The forum – one of five in the city – comes on the heels of a recent health report that surveyed 11 neighborhoods in the city facing the most acute shortage of primary care access. In Brooklyn, the survey looked at three neighborhoods: an area straddling East Williamsburg, Bushwick, and Bedford Stuyvesant; an area encompassing parts of Brownsville, Crown Heights, East New York, and New Lots; and a portion of Flatbush.

To help redress this shortage of primary care facing these Brooklyn neighborhoods and the eight other city neighborhoods included in the survey, the City Council has allocated $7.2 million for the current fiscal year. The upcoming forums, therefore, are a way for the city and the HHC – which will get $2 million of these funds – to further assess the needs of these underserved communities before they spend the allocated money.

Of the $7.2 million in funding, $6.4 million will go towards capital projects like facility upgrades and new facilities. $2 million of this $6.4 million will go to the HHC, the city’s municipal heath care system, which runs hospitals like Woodhull. The approximately $4 million balance of the capital funds will be put up for a Request for Proposal.

The remainder of the funds – around $800,000 – will go toward expense funds, which includes staffing costs.

Sarah Brannen, a Policy Analyst at the City Council, said the reason the bulk of the funds are going toward capital projects is because of a council spending rule mandating expense funds to be spent within a year of their allocation.

“The philosophy is: first they build the spaces, then they fill out the staff,” she said. She said the Council hopes to secure more expense funding for the next fiscal year.

The recently Primary Care Initiative Report – which was put together by the HHC, along with a task force convened by Council Speaker Christine Quinn – looked at the barriers the 11 most underserved communities faced to accessing primary care.

Topping the list was waiting room times being too long, which 43 percent of respondents mentioned. At the same time, 24 percent of respondents said their doctor or nurse did not spent enough time with them, while 20 percent said their doctor or nurse did not listen carefully enough. Taken together, these statistics point to people’s dissatisfaction with overcrowded and understaffed facilities in these areas.

The survey also looked at which types of medical care were most difficult to access for people in these areas.

Dentists topped the list, with 50 percent of respondents reporting difficulty accessing one.

Of those surveyed, 30 percent said finding a doctor or a nurse to go to for basic health care needs was hard to find, while 22 percent found it difficult to access a pediatrician.
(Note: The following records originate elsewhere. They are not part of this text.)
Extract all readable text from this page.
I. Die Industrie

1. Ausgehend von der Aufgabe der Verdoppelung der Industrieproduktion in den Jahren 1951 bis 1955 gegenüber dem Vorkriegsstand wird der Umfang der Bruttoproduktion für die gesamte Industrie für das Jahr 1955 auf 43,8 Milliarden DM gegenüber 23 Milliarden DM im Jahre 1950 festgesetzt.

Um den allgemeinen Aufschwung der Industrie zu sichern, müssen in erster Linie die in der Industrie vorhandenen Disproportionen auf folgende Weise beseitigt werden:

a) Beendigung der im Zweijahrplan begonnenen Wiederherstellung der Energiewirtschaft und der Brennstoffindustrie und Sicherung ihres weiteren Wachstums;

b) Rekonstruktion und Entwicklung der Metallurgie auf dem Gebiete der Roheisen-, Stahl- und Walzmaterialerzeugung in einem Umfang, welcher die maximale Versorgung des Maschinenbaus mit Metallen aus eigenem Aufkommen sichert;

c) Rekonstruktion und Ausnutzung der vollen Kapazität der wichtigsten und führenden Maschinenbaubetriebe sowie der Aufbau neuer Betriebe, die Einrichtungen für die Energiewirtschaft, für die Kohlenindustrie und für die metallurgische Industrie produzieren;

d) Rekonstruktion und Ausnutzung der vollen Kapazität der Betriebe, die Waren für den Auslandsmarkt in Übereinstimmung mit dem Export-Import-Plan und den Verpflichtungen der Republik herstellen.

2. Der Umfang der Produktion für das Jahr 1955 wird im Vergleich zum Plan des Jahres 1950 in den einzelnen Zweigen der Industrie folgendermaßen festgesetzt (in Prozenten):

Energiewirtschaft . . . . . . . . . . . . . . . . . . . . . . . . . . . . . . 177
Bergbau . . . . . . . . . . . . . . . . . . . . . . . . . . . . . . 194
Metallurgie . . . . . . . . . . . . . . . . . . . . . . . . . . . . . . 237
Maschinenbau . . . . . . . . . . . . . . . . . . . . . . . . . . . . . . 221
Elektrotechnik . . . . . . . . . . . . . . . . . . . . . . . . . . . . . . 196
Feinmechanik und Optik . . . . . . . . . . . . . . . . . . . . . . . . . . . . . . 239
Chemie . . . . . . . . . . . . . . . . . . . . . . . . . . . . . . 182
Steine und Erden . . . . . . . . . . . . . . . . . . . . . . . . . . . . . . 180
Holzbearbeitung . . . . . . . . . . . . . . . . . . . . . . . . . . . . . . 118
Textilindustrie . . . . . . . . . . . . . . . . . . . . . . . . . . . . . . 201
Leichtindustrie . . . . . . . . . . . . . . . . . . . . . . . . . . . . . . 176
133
Additionally, 17 percent feel there’s a shortage of prenatal care or obstetrici­an/gynecol­ogical care, while 15 percent said it was difficult to access mental health services.

“While I am disturbed by the findings of this Primary Care Initiative report, these sorry and tragic results must drive us to act,” said Councilmember Diana Reyna, who will host the Woodhull forum with Councilmember Al Vann and HHC personnel.
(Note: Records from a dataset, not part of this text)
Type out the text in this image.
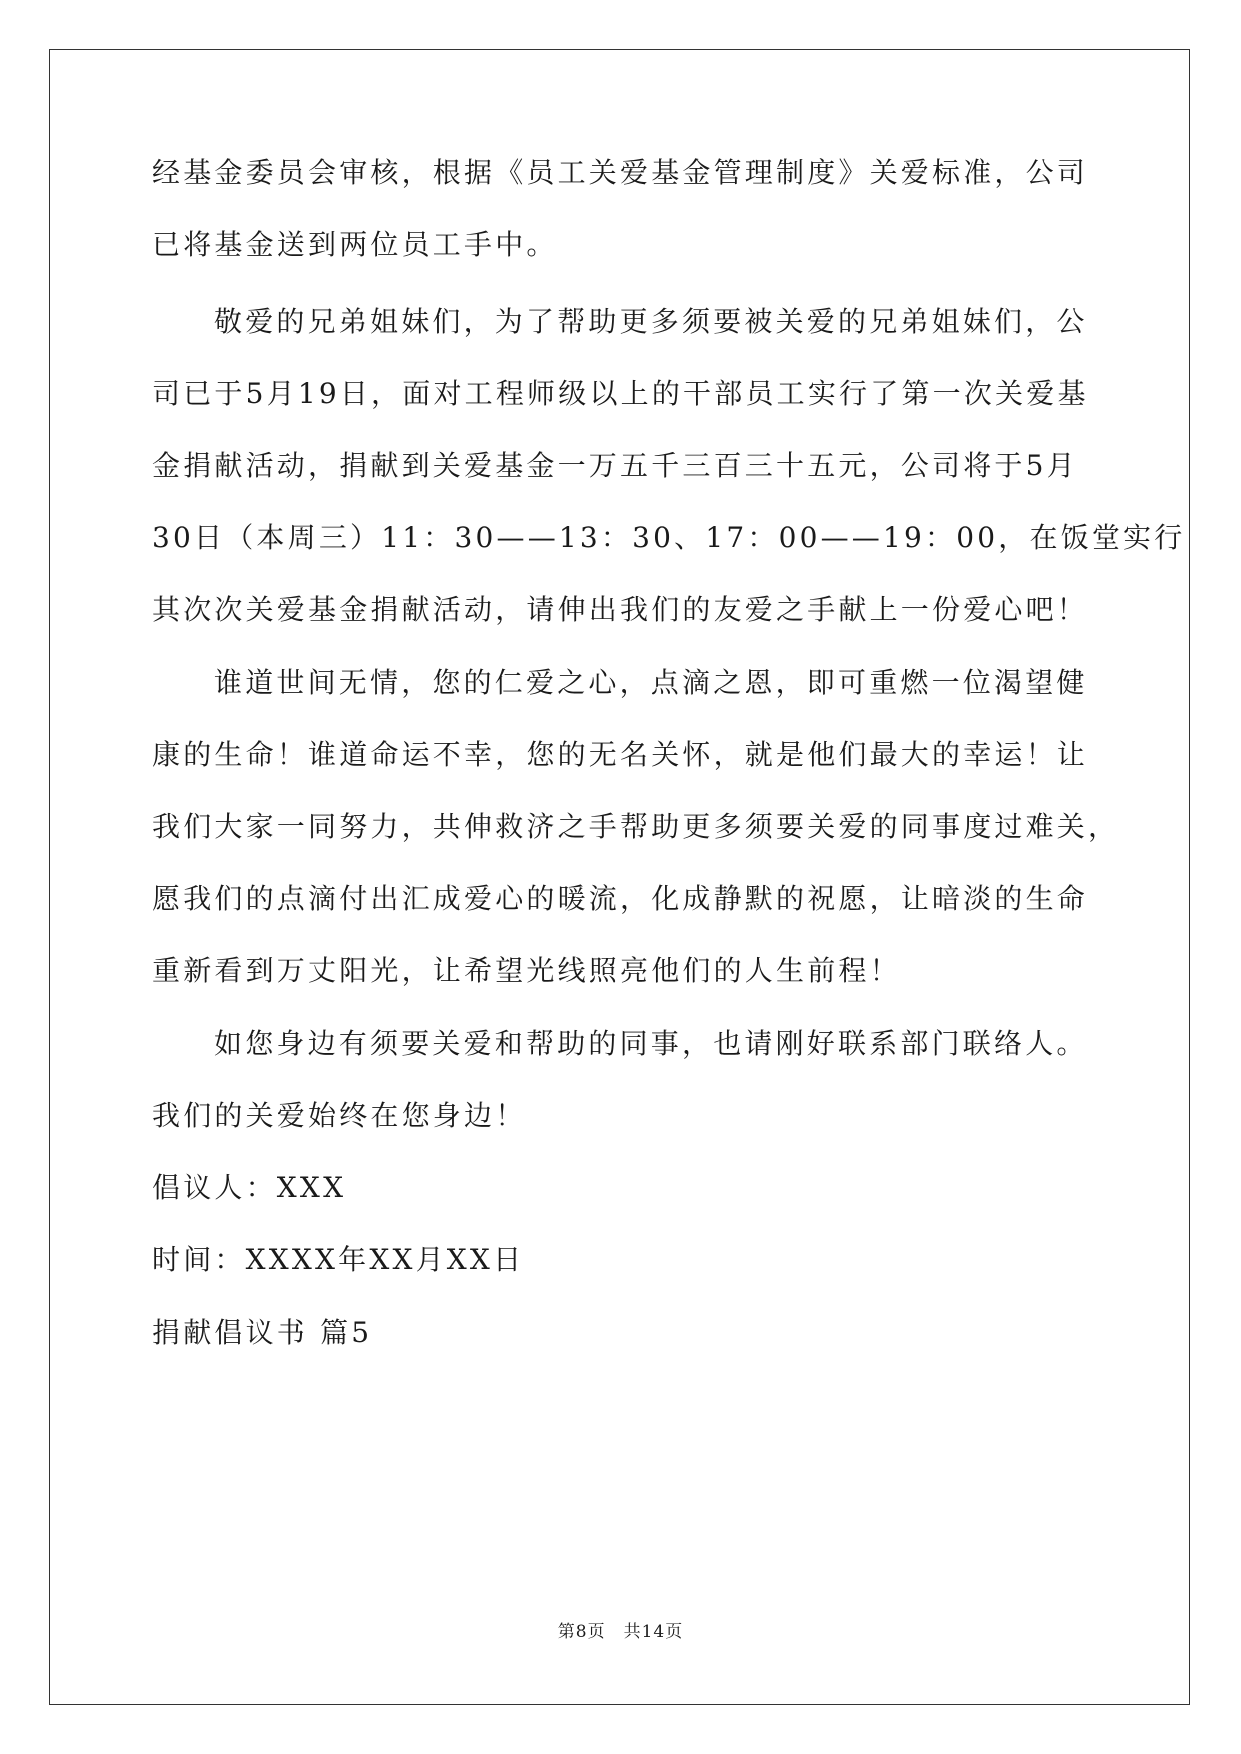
经基金委员会审核，根据《员工关爱基金管理制度》关爱标准，公司
已将基金送到两位员工手中。
敬爱的兄弟姐妹们，为了帮助更多须要被关爱的兄弟姐妹们，公
司已于5月19日，面对工程师级以上的干部员工实行了第一次关爱基
金捐献活动，捐献到关爱基金一万五千三百三十五元，公司将于5月
30日（本周三）11：30——13：30、17：00——19：00，在饭堂实行
其次次关爱基金捐献活动，请伸出我们的友爱之手献上一份爱心吧！
谁道世间无情，您的仁爱之心，点滴之恩，即可重燃一位渴望健
康的生命！谁道命运不幸，您的无名关怀，就是他们最大的幸运！让
我们大家一同努力，共伸救济之手帮助更多须要关爱的同事度过难关，
愿我们的点滴付出汇成爱心的暖流，化成静默的祝愿，让暗淡的生命
重新看到万丈阳光，让希望光线照亮他们的人生前程！
如您身边有须要关爱和帮助的同事，也请刚好联系部门联络人。
我们的关爱始终在您身边！
倡议人：XXX
时间：XXXX年XX月XX日
捐献倡议书 篇5
第8页　共14页
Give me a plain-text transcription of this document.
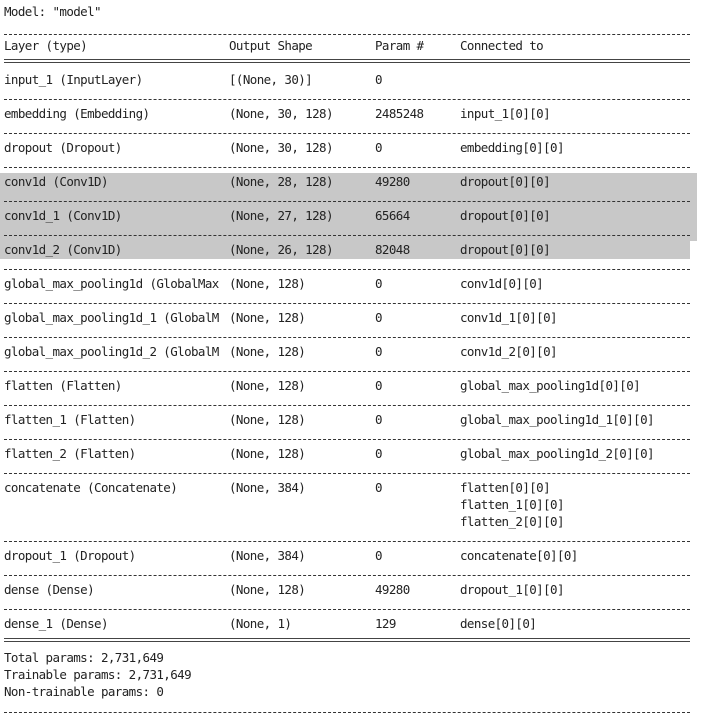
Model: "model"
Layer (type)	Output Shape	Param #	Connected to
input_1 (InputLayer)	[(None, 30)]	0
embedding (Embedding)	(None, 30, 128)	2485248	input_1[0][0]
dropout (Dropout)	(None, 30, 128)	0	embedding[0][0]
conv1d (Conv1D)	(None, 28, 128)	49280	dropout[0][0]
conv1d_1 (Conv1D)	(None, 27, 128)	65664	dropout[0][0]
conv1d_2 (Conv1D)	(None, 26, 128)	82048	dropout[0][0]
global_max_pooling1d (GlobalMax (None, 128)	0	conv1d[0][0]
global_max_pooling1d_1 (GlobalM (None, 128)	0	conv1d_1[0][0]
global_max_pooling1d_2 (GlobalM (None, 128)	0	conv1d_2[0][0]
flatten (Flatten)	(None, 128)	0	global_max_pooling1d[0][0]
flatten_1 (Flatten)	(None, 128)	0	global_max_pooling1d_1[0][0]
flatten_2 (Flatten)	(None, 128)	0	global_max_pooling1d_2[0][0]
concatenate (Concatenate)	(None, 384)	0	flatten[0][0]
flatten_1[0][0]
flatten_2[0][0]
dropout_1 (Dropout)	(None, 384)	0	concatenate[0][0]
dense (Dense)	(None, 128)	49280	dropout_1[0][0]
dense_1 (Dense)	(None, 1)	129	dense[0][0]
Total params: 2,731,649
Trainable params: 2,731,649
Non-trainable params: 0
“It is completely unacceptable that working people do not have access to basic preventive health care. Our community is suffering from health problems that could be addressed easily and cheaper if caught early,” Reyna continued.

The Brooklyn Community Health Forum will be held in the solarium of Woodhull Medical Center, 760 Broadway, on October 16, from 6 p.m. to 8 p.m. The forum is free, and all city residents are welcome.